Um sich die Zeit zu vertreiben, holte er sich eine Axt und zerkleinerte Holz für den Kamin.
»Eigentlich sollte ich dich dafür loben«, sagte Spööntje, die bald darauf zu ihm kam. Sie stützte sich auf ihren Stock und sah ihn eigenartig lächelnd an. Er ließ die Axt sinken und überlegte, was ihre Worte zu bedeuten hatten.
»Eigentlich?«, fragte er.
Sie ging nicht darauf ein. »Wenn man in Itzehoe auf dem Markt ist oder Kranke behandelt, hört man so einiges«, versetzte sie. »Die Leute reden davon, dass Ratsherr von Cronen eine hohe Belohnung auf deine Ergreifung ausgelobt hat. Er beschuldigt dich des Mordes an einem Stadtwächter von Hamburg. Du sollst dem Mann die Kehle durchgeschnitten haben.«
»Ein Kopfgeld?«
»Ein sehr hohes sogar. Es könnte den einen oder anderen in Versuchung führen. An deiner Stelle wäre ich sehr vorsichtig.«
»Danke für die Warnung.«
»Es ist nicht zu glauben, wie weit der Einfluss von Cronens reicht. Ich rate dir, niemandem zu trauen.«
»Auch dir nicht?«, scherzte er.
Sie hob den knorrigen Stock und drohte ihm damit. |372| »Wenn ich dir an den Kragen wollte, wäre mir das Kopfgeld egal. Ich würde dir den Schädel einschlagen, ohne nach Lohn und Geld zu fragen.« Mit der Stockspitze stieß sie gegen seine Axt. »Hör auf damit. Ich brauche das Holz nicht.« Damit zog sie sich in ihre Kate zurück. Hinrik folgte ihr verwundert mit seinen Blicken. Er konnte sich keinen Reim auf ihre Worte machen. Der Stapel mit dem Scheiten für den Kamin war hoch, aber wenn der Winter hart wurde, kam sie auf keinen Fall mit dem Holz aus.

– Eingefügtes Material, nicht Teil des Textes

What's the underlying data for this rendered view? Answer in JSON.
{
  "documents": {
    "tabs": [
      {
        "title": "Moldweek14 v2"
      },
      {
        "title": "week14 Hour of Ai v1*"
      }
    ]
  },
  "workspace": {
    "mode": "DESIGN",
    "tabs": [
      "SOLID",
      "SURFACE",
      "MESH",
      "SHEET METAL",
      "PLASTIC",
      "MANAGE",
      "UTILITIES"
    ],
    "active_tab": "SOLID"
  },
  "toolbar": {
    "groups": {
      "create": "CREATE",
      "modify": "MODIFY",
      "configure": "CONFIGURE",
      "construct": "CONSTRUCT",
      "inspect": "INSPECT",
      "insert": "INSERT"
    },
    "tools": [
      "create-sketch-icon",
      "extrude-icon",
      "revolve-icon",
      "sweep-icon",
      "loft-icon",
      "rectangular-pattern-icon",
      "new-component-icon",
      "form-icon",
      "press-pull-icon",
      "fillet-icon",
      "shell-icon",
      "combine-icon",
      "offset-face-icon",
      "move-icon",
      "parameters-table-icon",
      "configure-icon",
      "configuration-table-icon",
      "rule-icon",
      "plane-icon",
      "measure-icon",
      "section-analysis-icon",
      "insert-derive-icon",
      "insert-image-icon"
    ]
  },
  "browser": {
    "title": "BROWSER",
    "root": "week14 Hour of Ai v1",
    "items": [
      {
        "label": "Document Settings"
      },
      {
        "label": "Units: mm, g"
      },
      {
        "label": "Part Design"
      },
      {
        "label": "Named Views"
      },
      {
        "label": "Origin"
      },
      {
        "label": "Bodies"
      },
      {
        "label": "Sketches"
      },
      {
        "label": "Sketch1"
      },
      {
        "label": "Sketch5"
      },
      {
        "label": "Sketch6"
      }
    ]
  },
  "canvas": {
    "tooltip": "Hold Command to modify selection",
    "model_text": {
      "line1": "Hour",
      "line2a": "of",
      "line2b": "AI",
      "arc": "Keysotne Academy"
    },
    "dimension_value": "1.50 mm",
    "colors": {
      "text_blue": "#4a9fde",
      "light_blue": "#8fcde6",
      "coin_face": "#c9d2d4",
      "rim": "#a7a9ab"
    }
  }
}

»Du musst es ja wissen, Spööntje.« Er ging zur Hütte und legte die Axt ab. Da er keine Lust verspürte, untätig auf die Rückkehr Störtebekers zu warten, verließ er den Wald, um einige Stätten seiner Kindheit aufzusuchen. Vor allem gab ihm ein Spaziergang die Gelegenheit, an Greetje zu denken und an die vielen schönen Stunden, die er mit ihr verbracht hatte. Ihn schmerzte, dass er nicht nach Hamburg zurückkehren konnte, um dort ihre Spur aufzunehmen.
Er kam nicht weit. Als er die Störwiesen durchqueren wollte, machte er ein Pferdegespann aus, das sich dem Wald näherte. Obwohl es recht weit von ihm entfernt war, glaubte er, die drei Männer auf dem Wagen zu erkennen. Es waren Störtebeker und die beiden Begleiter, mit denen er das Lager bei Spööntjes Kate verlassen hatte. Unter diesen Umständen hielt er es für besser, sofort umzukehren.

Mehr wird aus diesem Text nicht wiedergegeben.